Since DeepSeek, a lot of us software engineers have been using (generic) low-cost-leader inferencing providers hosting Chinese models, and using whatever open source "harnesses" or MCP clients for development, and accepting any quality difference as being negated by costs by token vs human intervention costs.

That being said, maybe you don't get where I'm coming from yet when you see non-US models competing for fractions of costs, but I simply don't see a firm place for Anthropic in the future. I don't see a place for OpenAI. Frankly, I'm going to get really radical and question how much love NVIDIA is going to get outside its loyal gaggle of gamers if the Chinese chip industry takes off like a rocket, specializing in chips built just for Kimi/GLM/Qwen/DeepSeek/Yi.

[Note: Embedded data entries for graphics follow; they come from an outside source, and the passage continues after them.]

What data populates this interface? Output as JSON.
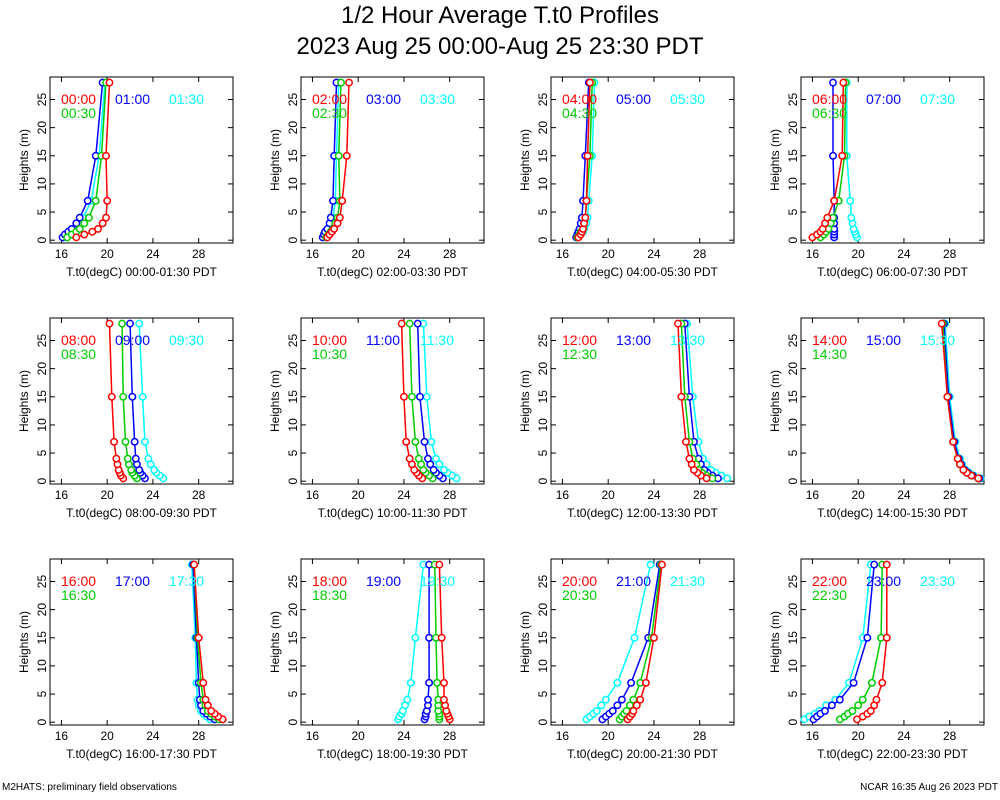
{
  "title": "1/2 Hour Average T.t0 Profiles",
  "subtitle": "2023 Aug 25 00:00-Aug 25 23:30 PDT",
  "footer_left": "M2HATS: preliminary field observations",
  "footer_right": "NCAR 16:35 Aug 26 2023 PDT",
  "series_colors": [
    "#ff0000",
    "#0000ff",
    "#00ffff",
    "#00cc00"
  ],
  "chart_data": [
    {
      "type": "line",
      "xlabel": "T.t0(degC) 00:00-01:30 PDT",
      "ylabel": "Heights (m)",
      "xlim": [
        15,
        31
      ],
      "ylim": [
        -0.5,
        29
      ],
      "xticks": [
        16,
        20,
        24,
        28
      ],
      "yticks": [
        0,
        5,
        10,
        15,
        20,
        25
      ],
      "heights": [
        0.5,
        1,
        1.5,
        2,
        3,
        4,
        7,
        15,
        28
      ],
      "series": [
        {
          "name": "00:00",
          "values": [
            17.3,
            18,
            18.7,
            19.2,
            19.6,
            19.9,
            20,
            19.9,
            20.2
          ]
        },
        {
          "name": "01:00",
          "values": [
            16.1,
            16.3,
            16.6,
            16.9,
            17.3,
            17.6,
            18.3,
            19,
            19.6
          ]
        },
        {
          "name": "01:30",
          "values": [
            16.2,
            16.5,
            16.8,
            17.1,
            17.6,
            17.9,
            18.6,
            19.3,
            19.8
          ]
        },
        {
          "name": "00:30",
          "values": [
            16.5,
            16.9,
            17.3,
            17.6,
            18,
            18.4,
            19,
            19.5,
            19.9
          ]
        }
      ]
    },
    {
      "type": "line",
      "xlabel": "T.t0(degC) 02:00-03:30 PDT",
      "ylabel": "Heights (m)",
      "xlim": [
        15,
        31
      ],
      "ylim": [
        -0.5,
        29
      ],
      "xticks": [
        16,
        20,
        24,
        28
      ],
      "yticks": [
        0,
        5,
        10,
        15,
        20,
        25
      ],
      "heights": [
        0.5,
        1,
        1.5,
        2,
        3,
        4,
        7,
        15,
        28
      ],
      "series": [
        {
          "name": "02:00",
          "values": [
            17.3,
            17.5,
            17.7,
            17.9,
            18.2,
            18.4,
            18.6,
            19,
            19.2
          ]
        },
        {
          "name": "03:00",
          "values": [
            16.9,
            17,
            17.1,
            17.3,
            17.5,
            17.6,
            17.8,
            17.9,
            18.1
          ]
        },
        {
          "name": "03:30",
          "values": [
            17.1,
            17.2,
            17.3,
            17.5,
            17.7,
            17.8,
            18,
            18.1,
            18.3
          ]
        },
        {
          "name": "02:30",
          "values": [
            17.2,
            17.4,
            17.6,
            17.8,
            18,
            18.2,
            18.4,
            18.3,
            18.5
          ]
        }
      ]
    },
    {
      "type": "line",
      "xlabel": "T.t0(degC) 04:00-05:30 PDT",
      "ylabel": "Heights (m)",
      "xlim": [
        15,
        31
      ],
      "ylim": [
        -0.5,
        29
      ],
      "xticks": [
        16,
        20,
        24,
        28
      ],
      "yticks": [
        0,
        5,
        10,
        15,
        20,
        25
      ],
      "heights": [
        0.5,
        1,
        1.5,
        2,
        3,
        4,
        7,
        15,
        28
      ],
      "series": [
        {
          "name": "04:00",
          "values": [
            17.4,
            17.6,
            17.7,
            17.8,
            17.9,
            18,
            18.1,
            18.2,
            18.4
          ]
        },
        {
          "name": "05:00",
          "values": [
            17.2,
            17.3,
            17.4,
            17.5,
            17.6,
            17.7,
            17.8,
            18,
            18.3
          ]
        },
        {
          "name": "05:30",
          "values": [
            17.4,
            17.6,
            17.8,
            17.9,
            18.1,
            18.2,
            18.3,
            18.6,
            18.8
          ]
        },
        {
          "name": "04:30",
          "values": [
            17.3,
            17.5,
            17.6,
            17.8,
            17.9,
            18,
            18.1,
            18.4,
            18.6
          ]
        }
      ]
    },
    {
      "type": "line",
      "xlabel": "T.t0(degC) 06:00-07:30 PDT",
      "ylabel": "Heights (m)",
      "xlim": [
        15,
        31
      ],
      "ylim": [
        -0.5,
        29
      ],
      "xticks": [
        16,
        20,
        24,
        28
      ],
      "yticks": [
        0,
        5,
        10,
        15,
        20,
        25
      ],
      "heights": [
        0.5,
        1,
        1.5,
        2,
        3,
        4,
        7,
        15,
        28
      ],
      "series": [
        {
          "name": "06:00",
          "values": [
            16,
            16.4,
            16.7,
            16.9,
            17.1,
            17.3,
            17.9,
            18.6,
            18.7
          ]
        },
        {
          "name": "07:00",
          "values": [
            17.9,
            17.9,
            17.9,
            17.9,
            17.9,
            17.9,
            17.9,
            17.8,
            17.8
          ]
        },
        {
          "name": "07:30",
          "values": [
            19.9,
            19.8,
            19.7,
            19.6,
            19.5,
            19.4,
            19.3,
            19,
            19
          ]
        },
        {
          "name": "06:30",
          "values": [
            16.7,
            17,
            17.2,
            17.4,
            17.6,
            17.8,
            18.3,
            18.8,
            18.9
          ]
        }
      ]
    },
    {
      "type": "line",
      "xlabel": "T.t0(degC) 08:00-09:30 PDT",
      "ylabel": "Heights (m)",
      "xlim": [
        15,
        31
      ],
      "ylim": [
        -0.5,
        29
      ],
      "xticks": [
        16,
        20,
        24,
        28
      ],
      "yticks": [
        0,
        5,
        10,
        15,
        20,
        25
      ],
      "heights": [
        0.5,
        1,
        1.5,
        2,
        3,
        4,
        7,
        15,
        28
      ],
      "series": [
        {
          "name": "08:00",
          "values": [
            21.4,
            21.2,
            21.1,
            21,
            20.9,
            20.8,
            20.6,
            20.4,
            20.2
          ]
        },
        {
          "name": "09:00",
          "values": [
            23.3,
            23.1,
            22.9,
            22.8,
            22.6,
            22.5,
            22.4,
            22.2,
            22
          ]
        },
        {
          "name": "09:30",
          "values": [
            24.9,
            24.6,
            24.3,
            24.1,
            23.8,
            23.6,
            23.3,
            23.1,
            22.8
          ]
        },
        {
          "name": "08:30",
          "values": [
            22.6,
            22.4,
            22.2,
            22.1,
            21.9,
            21.8,
            21.6,
            21.4,
            21.3
          ]
        }
      ]
    },
    {
      "type": "line",
      "xlabel": "T.t0(degC) 10:00-11:30 PDT",
      "ylabel": "Heights (m)",
      "xlim": [
        15,
        31
      ],
      "ylim": [
        -0.5,
        29
      ],
      "xticks": [
        16,
        20,
        24,
        28
      ],
      "yticks": [
        0,
        5,
        10,
        15,
        20,
        25
      ],
      "heights": [
        0.5,
        1,
        1.5,
        2,
        3,
        4,
        7,
        15,
        28
      ],
      "series": [
        {
          "name": "10:00",
          "values": [
            25.6,
            25.3,
            25.1,
            24.9,
            24.7,
            24.5,
            24.2,
            24,
            23.8
          ]
        },
        {
          "name": "11:00",
          "values": [
            27.4,
            27.1,
            26.8,
            26.6,
            26.3,
            26.1,
            25.8,
            25.4,
            25.2
          ]
        },
        {
          "name": "11:30",
          "values": [
            28.6,
            28.2,
            27.8,
            27.5,
            27.1,
            26.8,
            26.4,
            26,
            25.7
          ]
        },
        {
          "name": "10:30",
          "values": [
            26.5,
            26.2,
            25.9,
            25.7,
            25.5,
            25.3,
            25,
            24.7,
            24.5
          ]
        }
      ]
    },
    {
      "type": "line",
      "xlabel": "T.t0(degC) 12:00-13:30 PDT",
      "ylabel": "Heights (m)",
      "xlim": [
        15,
        31
      ],
      "ylim": [
        -0.5,
        29
      ],
      "xticks": [
        16,
        20,
        24,
        28
      ],
      "yticks": [
        0,
        5,
        10,
        15,
        20,
        25
      ],
      "heights": [
        0.5,
        1,
        1.5,
        2,
        3,
        4,
        7,
        15,
        28
      ],
      "series": [
        {
          "name": "12:00",
          "values": [
            28.6,
            28.1,
            27.8,
            27.5,
            27.3,
            27.1,
            26.8,
            26.4,
            26.1
          ]
        },
        {
          "name": "13:00",
          "values": [
            29.6,
            29.1,
            28.7,
            28.4,
            28.1,
            27.9,
            27.5,
            27.1,
            26.7
          ]
        },
        {
          "name": "13:30",
          "values": [
            30.4,
            29.9,
            29.4,
            29,
            28.6,
            28.3,
            27.9,
            27.4,
            26.9
          ]
        },
        {
          "name": "12:30",
          "values": [
            29.1,
            28.6,
            28.2,
            27.9,
            27.7,
            27.4,
            27.1,
            26.7,
            26.4
          ]
        }
      ]
    },
    {
      "type": "line",
      "xlabel": "T.t0(degC) 14:00-15:30 PDT",
      "ylabel": "Heights (m)",
      "xlim": [
        15,
        31
      ],
      "ylim": [
        -0.5,
        29
      ],
      "xticks": [
        16,
        20,
        24,
        28
      ],
      "yticks": [
        0,
        5,
        10,
        15,
        20,
        25
      ],
      "heights": [
        0.5,
        1,
        1.5,
        2,
        3,
        4,
        7,
        15,
        28
      ],
      "series": [
        {
          "name": "14:00",
          "values": [
            30.5,
            29.9,
            29.5,
            29.2,
            28.9,
            28.7,
            28.3,
            27.8,
            27.3
          ]
        },
        {
          "name": "15:00",
          "values": [
            30.6,
            30,
            29.6,
            29.3,
            29,
            28.8,
            28.4,
            27.9,
            27.5
          ]
        },
        {
          "name": "15:30",
          "values": [
            30.7,
            30.1,
            29.7,
            29.4,
            29.1,
            28.9,
            28.5,
            28,
            27.6
          ]
        },
        {
          "name": "14:30",
          "values": [
            30.5,
            29.9,
            29.5,
            29.2,
            28.9,
            28.7,
            28.3,
            27.8,
            27.4
          ]
        }
      ]
    },
    {
      "type": "line",
      "xlabel": "T.t0(degC) 16:00-17:30 PDT",
      "ylabel": "Heights (m)",
      "xlim": [
        15,
        31
      ],
      "ylim": [
        -0.5,
        29
      ],
      "xticks": [
        16,
        20,
        24,
        28
      ],
      "yticks": [
        0,
        5,
        10,
        15,
        20,
        25
      ],
      "heights": [
        0.5,
        1,
        1.5,
        2,
        3,
        4,
        7,
        15,
        28
      ],
      "series": [
        {
          "name": "16:00",
          "values": [
            30.1,
            29.7,
            29.4,
            29.1,
            28.8,
            28.6,
            28.4,
            28,
            27.6
          ]
        },
        {
          "name": "17:00",
          "values": [
            29.4,
            29,
            28.7,
            28.4,
            28.2,
            28.1,
            28,
            27.8,
            27.5
          ]
        },
        {
          "name": "17:30",
          "values": [
            29,
            28.7,
            28.4,
            28.2,
            28,
            27.9,
            27.8,
            27.7,
            27.4
          ]
        },
        {
          "name": "16:30",
          "values": [
            29.8,
            29.4,
            29.1,
            28.8,
            28.6,
            28.4,
            28.2,
            27.9,
            27.6
          ]
        }
      ]
    },
    {
      "type": "line",
      "xlabel": "T.t0(degC) 18:00-19:30 PDT",
      "ylabel": "Heights (m)",
      "xlim": [
        15,
        31
      ],
      "ylim": [
        -0.5,
        29
      ],
      "xticks": [
        16,
        20,
        24,
        28
      ],
      "yticks": [
        0,
        5,
        10,
        15,
        20,
        25
      ],
      "heights": [
        0.5,
        1,
        1.5,
        2,
        3,
        4,
        7,
        15,
        28
      ],
      "series": [
        {
          "name": "18:00",
          "values": [
            28,
            27.9,
            27.8,
            27.7,
            27.6,
            27.5,
            27.5,
            27.3,
            27.1
          ]
        },
        {
          "name": "19:00",
          "values": [
            25.8,
            25.9,
            25.9,
            26,
            26.1,
            26.1,
            26.2,
            26.2,
            26.2
          ]
        },
        {
          "name": "19:30",
          "values": [
            23.5,
            23.6,
            23.8,
            23.9,
            24.1,
            24.3,
            24.6,
            25,
            25.7
          ]
        },
        {
          "name": "18:30",
          "values": [
            27.1,
            27.1,
            27.1,
            27,
            27,
            27,
            26.9,
            26.8,
            26.7
          ]
        }
      ]
    },
    {
      "type": "line",
      "xlabel": "T.t0(degC) 20:00-21:30 PDT",
      "ylabel": "Heights (m)",
      "xlim": [
        15,
        31
      ],
      "ylim": [
        -0.5,
        29
      ],
      "xticks": [
        16,
        20,
        24,
        28
      ],
      "yticks": [
        0,
        5,
        10,
        15,
        20,
        25
      ],
      "heights": [
        0.5,
        1,
        1.5,
        2,
        3,
        4,
        7,
        15,
        28
      ],
      "series": [
        {
          "name": "20:00",
          "values": [
            21.7,
            21.9,
            22.1,
            22.2,
            22.5,
            22.8,
            23.3,
            24,
            24.7
          ]
        },
        {
          "name": "21:00",
          "values": [
            19.5,
            19.8,
            20.1,
            20.4,
            20.8,
            21.2,
            22,
            23.5,
            24.5
          ]
        },
        {
          "name": "21:30",
          "values": [
            18.1,
            18.4,
            18.7,
            19,
            19.4,
            19.8,
            20.8,
            22.3,
            23.7
          ]
        },
        {
          "name": "20:30",
          "values": [
            21,
            21.2,
            21.4,
            21.6,
            21.9,
            22.2,
            22.8,
            23.8,
            24.6
          ]
        }
      ]
    },
    {
      "type": "line",
      "xlabel": "T.t0(degC) 22:00-23:30 PDT",
      "ylabel": "Heights (m)",
      "xlim": [
        15,
        31
      ],
      "ylim": [
        -0.5,
        29
      ],
      "xticks": [
        16,
        20,
        24,
        28
      ],
      "yticks": [
        0,
        5,
        10,
        15,
        20,
        25
      ],
      "heights": [
        0.5,
        1,
        1.5,
        2,
        3,
        4,
        7,
        15,
        28
      ],
      "series": [
        {
          "name": "22:00",
          "values": [
            19.9,
            20.4,
            20.8,
            21.1,
            21.4,
            21.6,
            22.1,
            22.5,
            22.5
          ]
        },
        {
          "name": "23:00",
          "values": [
            16.1,
            16.4,
            16.7,
            17.1,
            17.7,
            18.4,
            19.6,
            20.8,
            21.4
          ]
        },
        {
          "name": "23:30",
          "values": [
            15.3,
            15.7,
            16.2,
            16.6,
            17.2,
            18,
            19.2,
            20.4,
            21.1
          ]
        },
        {
          "name": "22:30",
          "values": [
            18.4,
            18.8,
            19.1,
            19.5,
            20,
            20.4,
            21.2,
            22,
            22.1
          ]
        }
      ]
    }
  ]
}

The US investment and capex only makes sense if everything goes right, for about 5 years. Then you get your AI girlfriends, your minimal living wage subsidy, and your stocks blow up so that you can get grillz. But if all of a sudden we can inference for 60X less without these big players, there's no reason to pump up these US companies. The buildout kind of collapses. The hype kind of goes away. No thank you to the datacenters slurping up the water.

If we suck all the money, hype, advertisement away from...well a bubble, then its likely just going to fizzle and whatever is left will not be priced with investor subsidies running on US models running on NVIDIA chips, but instead priced at random low-cost-leader providers running Chinese models and probably Chinese chips. Then this whole thing that happened here--that is happening--really is all for nothing.

The story just doesn't work. It pretends there is only 1 country on earth, models can't easily be distilled (they can be, ask Kimi), people have inferencing loyalty, etc, etc. It also pretends 3rd order AI investments will continue to be made into startups and companies making finished products consumers can touch and feel, when the entire "guts" of the industry financially implodes because its a bloated financial industry.

Anyway, for all the bulls, just read the paper above, and then explain to me like I'm 5 why Claude Code still makes financial sense as an end-user. Thanks.